Cool Stuff

Here’s a story about a kailiyan from Sablan who is making money by selling used clothes (a.k.a. wagwag a.k.a ukay ukay) on e-bay. Maybe I should open an account with e-bay and start selling things through the internets, eh? Hmm, since I now have a paypal account, I just might do that. Pero ano kaya, mabenta? The world famous Sagada marijuana? Or sayote kaya?


‘Ukay’ fashion goes e-Bay

By Vincent Cabreza/Inquirer

BAGUIO CITY—“Where in this country can you sell a whole wardrobe reconstituted from ukay-ukay (secondhand bargain clothes) fabrics for under $400 (P16,000)?”

Check out the online trading over at eBay. For the last six years, a stylist from Sablan town in Benguet has used the Internet to market Baguio’s underground wagwag (a local term for ukay-ukay) and the Benguet weaving fabrics popularized in the 1970s and 1980s by businesswoman Narda Capuyan.

Hilson Busoy, 36, says women and gay men from the United States have found a taste for the Baguio-bred fashion, and have tried to outbid one another for such simple things as blouses put together from discarded Versace fabrics and lined with woven ikat.

Busoy grew up in a town that has yet to find its identity. Sablan is only an hour’s drive from the summer capital, but unlike other Baguio neighbors like the vegetable-trading town of La Trinidad or the mining town of Itogon, the community’s primary trade is banana.

“I am a businessman. I know what sells,” Busoy says. This real-world acumen is what drew him to eBay.

He says the fashion industry that tried to grow in Baguio had been too fragile.

There are no indigenous resources for fabrics, and there are few markets willing to experiment with local designs, he says.

Fashion designers could only put together P3,000 gowns using imported materials. Today, even the dressmaker has to retool her business because of the wagwag. People can buy much more wagwag for P3,000 than purchasing a gown, he says.

Busoy tried to build a fashion line in Canada in 2003 but found that business environment there was much crueler.

It was a Canadian-based cousin who suggested selling his designs online because of the abundant responses to the sale of used celebrity garments there, he says.

His cousin set up a small firm called Modesta Styles to house his products.

The very first product out of the Modesta line to draw interest from the web was a pair of jeans, which Busoy stitched together using Ibaloi woven materials.

He spent about P75 on the product, but it was sold when bids reached $150.

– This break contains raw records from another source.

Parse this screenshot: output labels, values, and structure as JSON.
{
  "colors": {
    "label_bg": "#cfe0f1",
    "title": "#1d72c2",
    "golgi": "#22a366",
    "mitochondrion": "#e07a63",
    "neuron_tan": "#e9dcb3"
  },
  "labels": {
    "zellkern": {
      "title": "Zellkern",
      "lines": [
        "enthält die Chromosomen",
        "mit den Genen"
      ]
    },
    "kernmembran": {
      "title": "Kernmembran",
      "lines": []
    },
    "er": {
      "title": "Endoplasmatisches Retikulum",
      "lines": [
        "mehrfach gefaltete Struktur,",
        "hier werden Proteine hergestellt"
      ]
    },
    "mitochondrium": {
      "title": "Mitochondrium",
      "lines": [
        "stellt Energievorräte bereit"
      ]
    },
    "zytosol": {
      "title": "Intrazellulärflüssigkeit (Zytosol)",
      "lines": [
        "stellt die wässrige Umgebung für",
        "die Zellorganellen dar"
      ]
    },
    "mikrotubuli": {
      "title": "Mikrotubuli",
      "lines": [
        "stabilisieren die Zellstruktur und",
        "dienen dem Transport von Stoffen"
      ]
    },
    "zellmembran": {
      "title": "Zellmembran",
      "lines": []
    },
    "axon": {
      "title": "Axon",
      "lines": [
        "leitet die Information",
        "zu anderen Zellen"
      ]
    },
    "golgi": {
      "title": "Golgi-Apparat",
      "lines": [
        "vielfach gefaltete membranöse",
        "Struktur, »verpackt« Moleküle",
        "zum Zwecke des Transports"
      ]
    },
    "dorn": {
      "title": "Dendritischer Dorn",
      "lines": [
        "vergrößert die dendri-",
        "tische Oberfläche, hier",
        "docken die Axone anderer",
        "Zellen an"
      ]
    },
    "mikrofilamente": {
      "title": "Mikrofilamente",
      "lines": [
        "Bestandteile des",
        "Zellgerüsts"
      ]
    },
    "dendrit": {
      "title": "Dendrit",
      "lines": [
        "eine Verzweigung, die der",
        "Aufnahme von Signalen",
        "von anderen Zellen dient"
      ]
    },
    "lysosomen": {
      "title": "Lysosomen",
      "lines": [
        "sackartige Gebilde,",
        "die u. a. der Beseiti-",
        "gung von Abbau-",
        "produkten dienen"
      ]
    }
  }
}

Many of the garments today have been produced in Sablan when Busoy returned to the country in 2007, and are sent by parcel mail to the winning bidder in the US.

“It’s the American gay men who loved the designs. The indigenous materials gave the clothes (the kind of) exotic (element) which they loved. I once sold an ordinary t-shirt padded with banig (sleeping mats) and then I had to explain that it was an ordinary fabric from the Philippines. It was quickly snapped up,” he says.

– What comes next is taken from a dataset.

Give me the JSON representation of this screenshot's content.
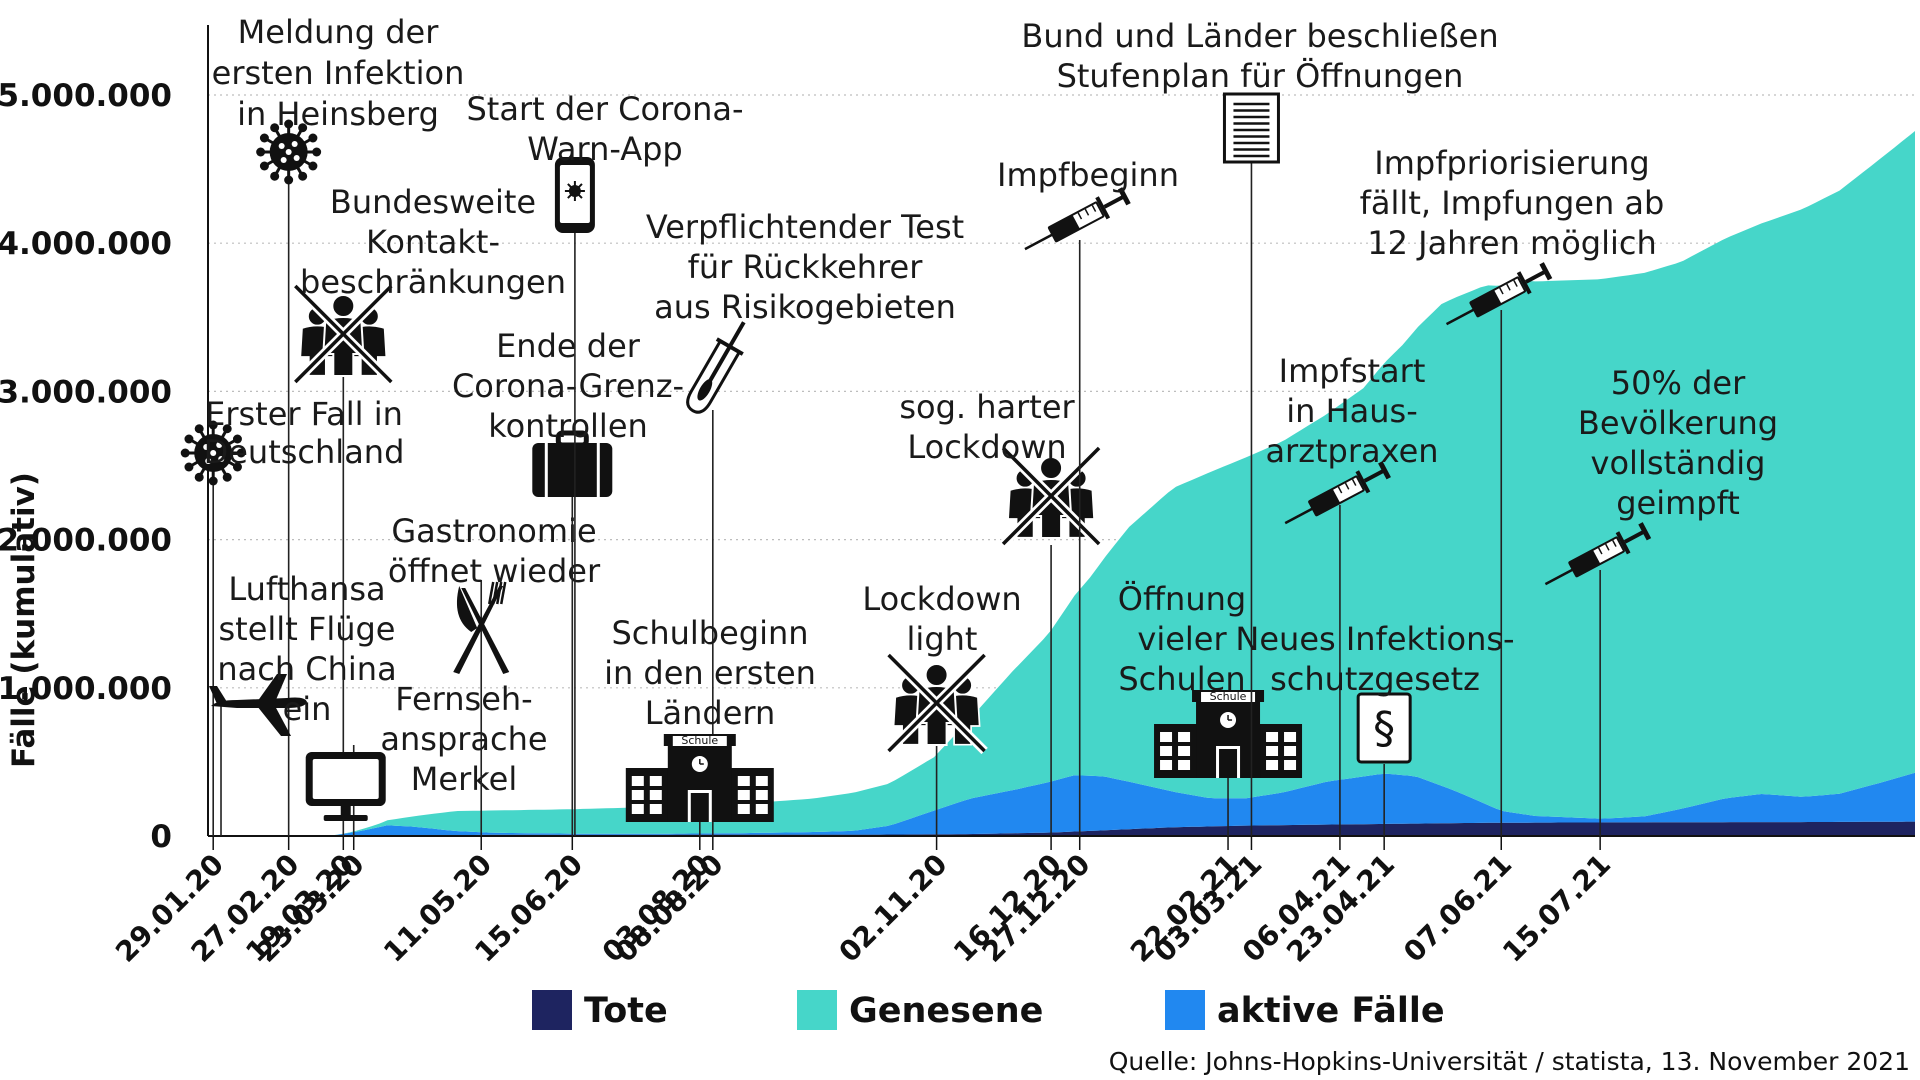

I realize that my clothes are selling well because they are one-of-a-kind and they are unusual for the Americans, so I don’t really produce that many. [I can put together] maybe three kinds of clothes a month and I can be comfortable with the profits,” he says.

Online anonymity also protects him from top companies that may complain about the use of their fabrics.

“In the Philippines, many designers already found a use for wagwag. They [stitch together] things from different brands and produce something new and original. I don’t know what the copyright laws there would say about what we do, but eBay sells mostly trinkets that are hybrids also of many products,” Busoy says.

Like many overseas Filipino workers, the recent decline in the American dollar’s market value has affected his trade.

Lately, I have increased the price so I can compensate for the exchange rate. I only get a third of the profits anyway. eBay and my cousin take a share from the auction,” he says.

2 thoughts on “Cool Stuff”

  1. Odd people buy anything odd on EBay. Go to Agoo La Union (I think) and get some of those tree leaves bearing the image of Jesus (apparition) if they still have leftovers. Am sure you’ll make money on those. Cheers!